Allerta nei supermercati, scoperta scioccante in questi prodotti - deebee.it
In Italia si consuma carne di squalo spesso senza saperlo. Scopri quali nomi controllare in etichetta e perché evitarla è cruciale per salvare l’ecosistema marino.
Anche in Italia, la carne di squalo finisce regolarmente sulle tavole, spesso senza che chi la acquista ne sia davvero consapevole. La presenza nei banchi del pesce e nei frigoriferi dei supermercati è più diffusa di quanto si creda. Nonostante l’apparente assenza di squali nella dieta italiana, i dati dicono altro: oltre 43.000 tonnellate importate in soli sette anni, con Spagna e Francia tra i principali esportatori verso il nostro Paese.
Un’indagine pubblicata su Marine Policy ha rivelato che il 64% degli italiani non sa che la carne di squalo si trovi legalmente in vendita nei supermercati. Eppure quasi un terzo degli intervistati ha consumato almeno una volta palombo, verdesca o gattuccio, senza sapere che dietro questi nomi si celano specie di squalo. Una mancanza di consapevolezza che ha conseguenze ambientali gravi: questi predatori marini giocano un ruolo cruciale per l’equilibrio degli oceani.
Le specie più vendute con nomi ambigui e i rischi ambientali che comportano
Al banco del pesce, alcune denominazioni ricorrenti nascondono vere e proprie specie di squalo. La verdesca (Prionace glauca), il palombo (Mustelus mustelus), il gattuccio (Scyliorhinus canicula) e lo spinarolo (Squalus acanthias) vengono venduti regolarmente in Italia sotto forma di tranci o filetti. In etichetta compaiono come pesce generico, senza espliciti riferimenti alla specie.
Molti consumatori li acquistano pensando si tratti di pesci comuni, senza sapere che alcuni sono in via di estinzione o fortemente minacciati. Secondo il WWF, ogni anno vengono uccisi circa 100 milioni di squali in tutto il mondo, non solo per la carne ma anche per le pinne, l’olio di fegato, la cartilagine e persino la pelle. L’impatto ecologico è enorme: la scomparsa di questi animali può causare il collasso di intere catene alimentari marine e influenzare persino gli equilibri climatici globali.

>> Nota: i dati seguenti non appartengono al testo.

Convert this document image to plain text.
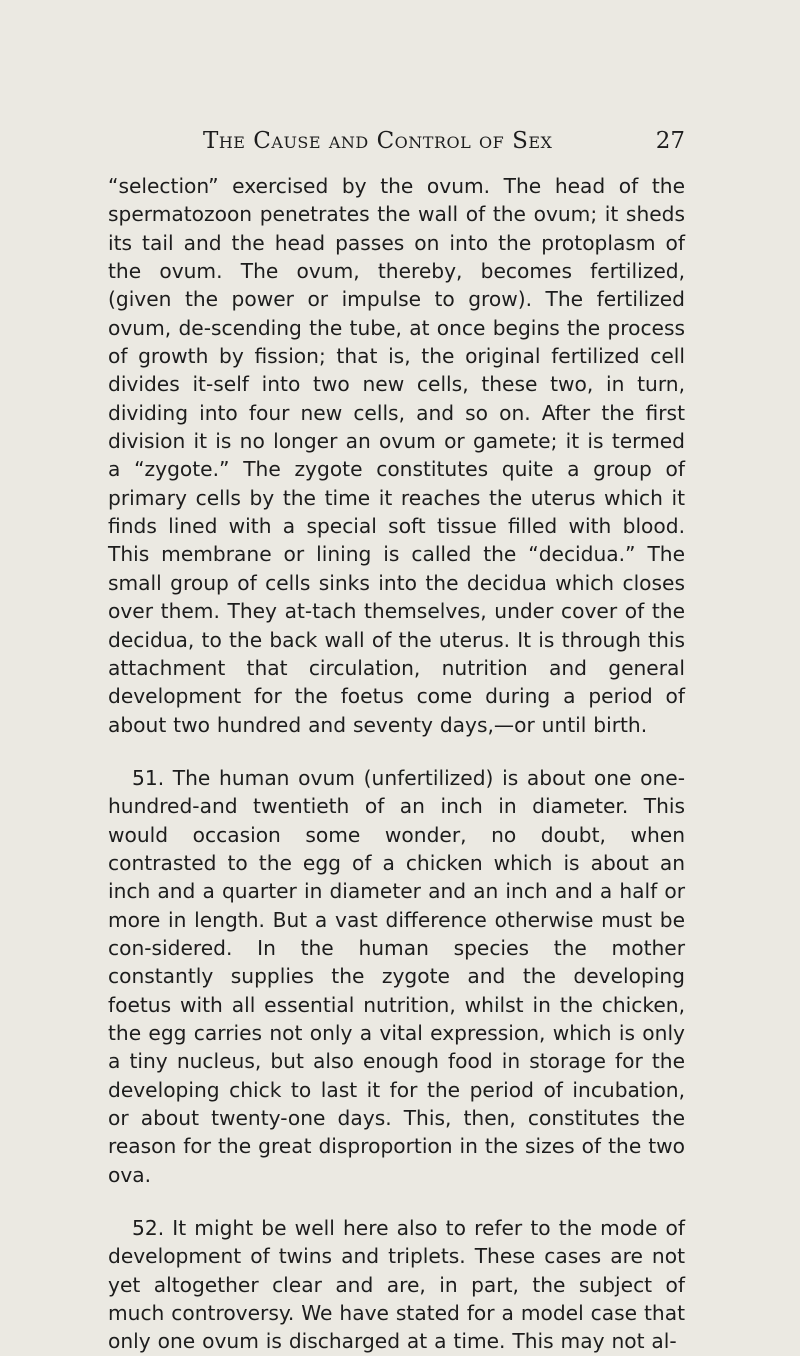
The Cause and Control of Sex	27

“selection” exercised by the ovum. The head of the spermatozoon penetrates the wall of the ovum; it sheds its tail and the head passes on into the protoplasm of the ovum. The ovum, thereby, becomes fertilized, (given the power or impulse to grow). The fertilized ovum, de-scending the tube, at once begins the process of growth by fission; that is, the original fertilized cell divides it-self into two new cells, these two, in turn, dividing into four new cells, and so on. After the first division it is no longer an ovum or gamete; it is termed a “zygote.” The zygote constitutes quite a group of primary cells by the time it reaches the uterus which it finds lined with a special soft tissue filled with blood. This membrane or lining is called the “decidua.” The small group of cells sinks into the decidua which closes over them. They at-tach themselves, under cover of the decidua, to the back wall of the uterus. It is through this attachment that circulation, nutrition and general development for the foetus come during a period of about two hundred and seventy days,—or until birth.

51. The human ovum (unfertilized) is about one one-hundred-and twentieth of an inch in diameter. This would occasion some wonder, no doubt, when contrasted to the egg of a chicken which is about an inch and a quarter in diameter and an inch and a half or more in length. But a vast difference otherwise must be con-sidered. In the human species the mother constantly supplies the zygote and the developing foetus with all essential nutrition, whilst in the chicken, the egg carries not only a vital expression, which is only a tiny nucleus, but also enough food in storage for the developing chick to last it for the period of incubation, or about twenty-one days. This, then, constitutes the reason for the great disproportion in the sizes of the two ova.

52. It might be well here also to refer to the mode of development of twins and triplets. These cases are not yet altogether clear and are, in part, the subject of much controversy. We have stated for a model case that only one ovum is discharged at a time. This may not al-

Un recente documentario, #SharkPreyed dei fratelli Spinelli, ha mostrato come la carne di squalo venga proposta ai consumatori italiani in modo ingannevole. Il vero problema sta nella mancanza di trasparenza, ma anche nell’assenza di controlli efficaci sul mercato ittico. In molti casi, il nome commerciale non basta a identificare correttamente la specie, e la tracciabilità è spesso incompleta o del tutto assente.
Come riconoscere (ed evitare) la carne di squalo al supermercato
Evitare il consumo inconsapevole è possibile, ma richiede attenzione. Il WWF invita a leggere sempre le etichette e controllare alcune informazioni fondamentali: la denominazione commerciale, il nome scientifico, la zona FAO di pesca e il tipo di attrezzo utilizzato.
Conoscere i nomi più comuni sotto cui si celano gli squali è il primo passo: verdesca, palombo, smeriglio, spinarolo, mako, gattuccio, vitello di mare, boccanera. Tutti indicano squali, e in molti casi, specie vulnerabili. La carne di questi animali può contenere anche alte concentrazioni di mercurio, un altro motivo per cui è meglio evitarla, soprattutto per bambini e donne in gravidanza.
Quando l’etichetta è incompleta o mancano informazioni sulla zona di pesca, è preferibile non acquistare. Potrebbe trattarsi di prodotto derivante da pesca illegale o non sostenibile. Oltre alla questione ambientale, c’è anche un problema di salute pubblica e sicurezza alimentare.
Dire no alla carne di squalo significa proteggere non solo una specie, ma l’intero equilibrio del Mediterraneo e degli oceani. È un gesto semplice che comincia al supermercato, scegliendo con consapevolezza cosa portare a tavola.